The origins of Huntly probably date back to a settlement serving the original castle, the Peel of Strathbogie, built in the 1180s. The major change, however, came in 1769, when the Duke of Gordon established a planned town here. With the new building and new plan came acceptance of a new name, and "Huntly" finally replace Milton of Strathbogie on the maps.
By 1799 Huntly had 3000 inhabitants, compared with around 4000 today. A range of industries operated here, with textiles playing a significant part. Over the following years it also tried its hand at distilling, though with much less success than nearby Speyside. The textile industry had also disappeared by 1850.
The real turning point for commerce in Huntly came with the arrival of the railway in 1854. It later became an important freight centre on the Aberdeen to Inverness line, and continues to enjoy services to both cities and beyond. Huntly gained a new railway station in 2000.
Huntly is also well placed to take advantage of the road network, lying on the main A96 from Aberdeen to Inverness. Most would agree it has been much better placed since the building of a bypass in the 1970s, taking the through traffic round the south of the town.
Huntly itself is a solid town build largely of an impressive grey stone. At its heart is the main square. From here the road to the south, and the bypass, passes the imposing clock tower built in 1890. North from here the road runs past the town's war memorial and through an arch in the Simpson Building en route to Huntly Castle. The Simpson Building was built in the late 1700s with stone quarried from the Castle.
The centre of Huntly is an intriguing and attractive mix of the large stone buildings on the main routes and around the square, backed by a grid of streets flanked by smaller scale stone cottages and houses. Overlooking the south west corner of Huntly's main square is the Gordon Arms Hotel, which we would heartily recommend for its friendly welcome and service, for its comfortable accommodation, and especially for its food.

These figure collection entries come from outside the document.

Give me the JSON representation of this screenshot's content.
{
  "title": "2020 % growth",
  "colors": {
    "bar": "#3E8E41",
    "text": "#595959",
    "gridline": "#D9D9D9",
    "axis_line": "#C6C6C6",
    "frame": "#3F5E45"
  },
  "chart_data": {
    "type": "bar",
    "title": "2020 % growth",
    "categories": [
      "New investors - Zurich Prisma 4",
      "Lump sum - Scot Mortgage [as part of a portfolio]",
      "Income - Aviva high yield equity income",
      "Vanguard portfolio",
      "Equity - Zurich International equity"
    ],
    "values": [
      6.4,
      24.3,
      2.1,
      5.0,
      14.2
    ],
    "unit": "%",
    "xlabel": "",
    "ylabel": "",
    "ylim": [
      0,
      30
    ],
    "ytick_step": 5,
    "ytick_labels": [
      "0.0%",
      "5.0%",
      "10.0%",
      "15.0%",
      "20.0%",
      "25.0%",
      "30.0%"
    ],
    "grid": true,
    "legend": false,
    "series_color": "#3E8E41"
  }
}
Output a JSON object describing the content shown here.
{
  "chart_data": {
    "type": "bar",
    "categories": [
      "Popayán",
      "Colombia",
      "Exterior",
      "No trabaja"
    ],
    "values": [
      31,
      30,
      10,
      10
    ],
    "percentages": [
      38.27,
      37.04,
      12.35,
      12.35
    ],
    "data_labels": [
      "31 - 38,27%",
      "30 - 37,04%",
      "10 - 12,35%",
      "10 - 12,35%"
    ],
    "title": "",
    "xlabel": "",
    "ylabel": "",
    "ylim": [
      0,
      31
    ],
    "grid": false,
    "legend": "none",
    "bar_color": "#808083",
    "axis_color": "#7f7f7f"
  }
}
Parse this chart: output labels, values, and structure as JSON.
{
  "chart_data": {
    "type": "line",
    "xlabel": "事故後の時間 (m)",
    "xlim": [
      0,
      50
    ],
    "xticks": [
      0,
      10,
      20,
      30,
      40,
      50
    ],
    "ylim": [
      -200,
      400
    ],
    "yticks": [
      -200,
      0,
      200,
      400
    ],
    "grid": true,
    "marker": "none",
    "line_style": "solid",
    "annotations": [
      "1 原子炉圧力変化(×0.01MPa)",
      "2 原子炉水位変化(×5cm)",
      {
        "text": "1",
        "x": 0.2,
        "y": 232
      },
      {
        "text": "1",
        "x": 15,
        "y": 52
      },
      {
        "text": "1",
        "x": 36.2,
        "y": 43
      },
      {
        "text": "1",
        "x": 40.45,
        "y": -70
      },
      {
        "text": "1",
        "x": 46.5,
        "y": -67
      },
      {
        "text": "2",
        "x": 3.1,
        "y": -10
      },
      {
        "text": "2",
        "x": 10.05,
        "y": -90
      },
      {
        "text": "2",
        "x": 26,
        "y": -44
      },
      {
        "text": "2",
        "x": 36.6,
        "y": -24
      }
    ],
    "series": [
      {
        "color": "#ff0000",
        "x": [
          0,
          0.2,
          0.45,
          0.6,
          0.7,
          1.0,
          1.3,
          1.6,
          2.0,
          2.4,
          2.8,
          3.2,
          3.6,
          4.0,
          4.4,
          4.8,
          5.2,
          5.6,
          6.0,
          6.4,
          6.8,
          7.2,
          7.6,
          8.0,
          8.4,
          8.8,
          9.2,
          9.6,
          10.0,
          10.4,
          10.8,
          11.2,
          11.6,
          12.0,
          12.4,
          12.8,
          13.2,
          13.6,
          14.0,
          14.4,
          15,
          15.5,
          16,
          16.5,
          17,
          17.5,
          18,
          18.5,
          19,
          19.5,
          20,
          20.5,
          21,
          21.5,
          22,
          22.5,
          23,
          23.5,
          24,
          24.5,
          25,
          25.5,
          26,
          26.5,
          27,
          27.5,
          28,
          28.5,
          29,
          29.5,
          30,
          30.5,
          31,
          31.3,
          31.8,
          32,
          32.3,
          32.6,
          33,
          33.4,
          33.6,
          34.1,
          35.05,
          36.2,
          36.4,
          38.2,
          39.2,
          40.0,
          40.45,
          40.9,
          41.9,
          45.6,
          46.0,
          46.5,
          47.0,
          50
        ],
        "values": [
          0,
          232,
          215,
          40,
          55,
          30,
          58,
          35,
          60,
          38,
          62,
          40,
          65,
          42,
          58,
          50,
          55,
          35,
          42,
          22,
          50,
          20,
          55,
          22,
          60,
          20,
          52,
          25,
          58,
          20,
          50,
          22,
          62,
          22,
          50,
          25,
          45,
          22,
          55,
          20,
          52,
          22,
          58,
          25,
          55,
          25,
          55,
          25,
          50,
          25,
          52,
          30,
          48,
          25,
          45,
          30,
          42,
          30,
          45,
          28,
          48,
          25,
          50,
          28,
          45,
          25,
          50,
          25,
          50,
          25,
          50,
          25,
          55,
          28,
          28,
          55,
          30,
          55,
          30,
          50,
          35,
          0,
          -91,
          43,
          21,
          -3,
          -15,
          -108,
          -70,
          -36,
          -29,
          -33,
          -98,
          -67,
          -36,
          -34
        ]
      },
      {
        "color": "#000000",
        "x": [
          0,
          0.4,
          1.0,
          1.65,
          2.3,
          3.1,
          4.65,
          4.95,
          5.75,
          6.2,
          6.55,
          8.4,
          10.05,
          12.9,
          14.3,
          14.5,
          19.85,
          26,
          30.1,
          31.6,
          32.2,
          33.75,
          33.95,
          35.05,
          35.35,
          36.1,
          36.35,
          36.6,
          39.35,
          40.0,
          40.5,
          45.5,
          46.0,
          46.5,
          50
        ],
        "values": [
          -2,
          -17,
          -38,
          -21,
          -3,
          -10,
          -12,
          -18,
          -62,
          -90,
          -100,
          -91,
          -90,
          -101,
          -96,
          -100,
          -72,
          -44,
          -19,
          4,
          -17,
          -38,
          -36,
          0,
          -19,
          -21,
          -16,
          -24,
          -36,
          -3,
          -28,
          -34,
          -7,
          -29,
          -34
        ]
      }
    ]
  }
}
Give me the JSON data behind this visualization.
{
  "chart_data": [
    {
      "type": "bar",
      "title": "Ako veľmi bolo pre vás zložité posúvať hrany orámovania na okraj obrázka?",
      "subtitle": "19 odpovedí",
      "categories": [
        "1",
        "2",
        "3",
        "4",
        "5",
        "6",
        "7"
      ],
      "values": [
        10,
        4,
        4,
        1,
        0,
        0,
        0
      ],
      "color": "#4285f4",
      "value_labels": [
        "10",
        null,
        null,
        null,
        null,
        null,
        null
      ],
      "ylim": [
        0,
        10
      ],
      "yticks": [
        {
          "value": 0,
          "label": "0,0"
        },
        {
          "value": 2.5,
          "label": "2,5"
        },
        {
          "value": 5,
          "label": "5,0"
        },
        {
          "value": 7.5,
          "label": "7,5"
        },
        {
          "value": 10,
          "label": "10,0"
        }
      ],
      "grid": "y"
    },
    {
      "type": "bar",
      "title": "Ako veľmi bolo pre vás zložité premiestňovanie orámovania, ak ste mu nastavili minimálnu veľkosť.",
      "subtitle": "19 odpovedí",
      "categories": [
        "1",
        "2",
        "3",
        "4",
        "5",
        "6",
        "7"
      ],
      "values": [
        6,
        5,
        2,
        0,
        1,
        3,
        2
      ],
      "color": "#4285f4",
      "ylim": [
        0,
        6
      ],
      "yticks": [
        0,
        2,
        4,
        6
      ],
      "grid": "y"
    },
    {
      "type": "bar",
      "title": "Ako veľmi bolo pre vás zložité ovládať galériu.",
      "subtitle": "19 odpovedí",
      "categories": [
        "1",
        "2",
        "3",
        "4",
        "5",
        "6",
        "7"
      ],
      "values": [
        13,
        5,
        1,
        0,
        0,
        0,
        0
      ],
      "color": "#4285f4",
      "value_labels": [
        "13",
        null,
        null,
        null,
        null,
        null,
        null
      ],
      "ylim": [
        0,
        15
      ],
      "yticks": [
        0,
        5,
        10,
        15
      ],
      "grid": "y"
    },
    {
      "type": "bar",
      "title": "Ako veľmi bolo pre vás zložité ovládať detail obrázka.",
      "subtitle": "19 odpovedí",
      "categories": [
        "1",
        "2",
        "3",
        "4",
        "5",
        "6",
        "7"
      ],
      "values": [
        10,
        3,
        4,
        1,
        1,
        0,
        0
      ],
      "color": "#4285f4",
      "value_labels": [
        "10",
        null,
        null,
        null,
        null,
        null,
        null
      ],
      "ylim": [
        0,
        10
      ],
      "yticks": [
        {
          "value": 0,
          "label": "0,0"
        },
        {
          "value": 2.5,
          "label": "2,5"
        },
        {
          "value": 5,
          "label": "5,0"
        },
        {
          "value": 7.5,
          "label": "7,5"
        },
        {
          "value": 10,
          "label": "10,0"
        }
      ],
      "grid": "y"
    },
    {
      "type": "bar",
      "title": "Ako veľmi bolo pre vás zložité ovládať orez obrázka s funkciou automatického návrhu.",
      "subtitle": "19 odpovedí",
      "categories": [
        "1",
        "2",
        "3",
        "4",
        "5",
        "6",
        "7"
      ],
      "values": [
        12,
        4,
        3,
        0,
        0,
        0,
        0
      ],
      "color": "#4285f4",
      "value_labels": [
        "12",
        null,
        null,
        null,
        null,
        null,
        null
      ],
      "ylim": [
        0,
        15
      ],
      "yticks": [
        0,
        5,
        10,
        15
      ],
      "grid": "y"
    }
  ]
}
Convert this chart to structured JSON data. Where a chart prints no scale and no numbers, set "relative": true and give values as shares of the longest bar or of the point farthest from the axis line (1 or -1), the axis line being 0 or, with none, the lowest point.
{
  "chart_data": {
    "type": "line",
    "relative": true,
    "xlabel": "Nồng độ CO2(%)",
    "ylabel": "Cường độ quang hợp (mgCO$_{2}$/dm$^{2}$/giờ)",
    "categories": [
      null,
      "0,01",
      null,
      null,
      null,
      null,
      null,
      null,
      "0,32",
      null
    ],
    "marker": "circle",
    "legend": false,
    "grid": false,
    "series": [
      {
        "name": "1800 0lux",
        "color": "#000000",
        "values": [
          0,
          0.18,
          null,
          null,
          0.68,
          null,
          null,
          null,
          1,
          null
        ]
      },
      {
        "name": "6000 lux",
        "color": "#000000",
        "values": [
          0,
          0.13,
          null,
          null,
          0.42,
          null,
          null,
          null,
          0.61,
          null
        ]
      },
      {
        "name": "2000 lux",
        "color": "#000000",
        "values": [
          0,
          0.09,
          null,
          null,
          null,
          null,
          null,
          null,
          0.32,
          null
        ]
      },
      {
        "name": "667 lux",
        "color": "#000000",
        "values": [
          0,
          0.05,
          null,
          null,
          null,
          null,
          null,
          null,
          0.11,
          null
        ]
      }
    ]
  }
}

It is something of a surprise to discover that since its unsuccessful foray into distilling in the 1800s Huntly has not shared this part of the heritage of many of the towns and villages to the west and north west of it like Dufftown or Keith, though it does have a brewery. However, Huntly does have much to see and do, including a Nordic Ski Centre near the castle: the UK's only year round centre for the sport. And of course, there is Huntly Castle itself, in the care of Historic Scotland.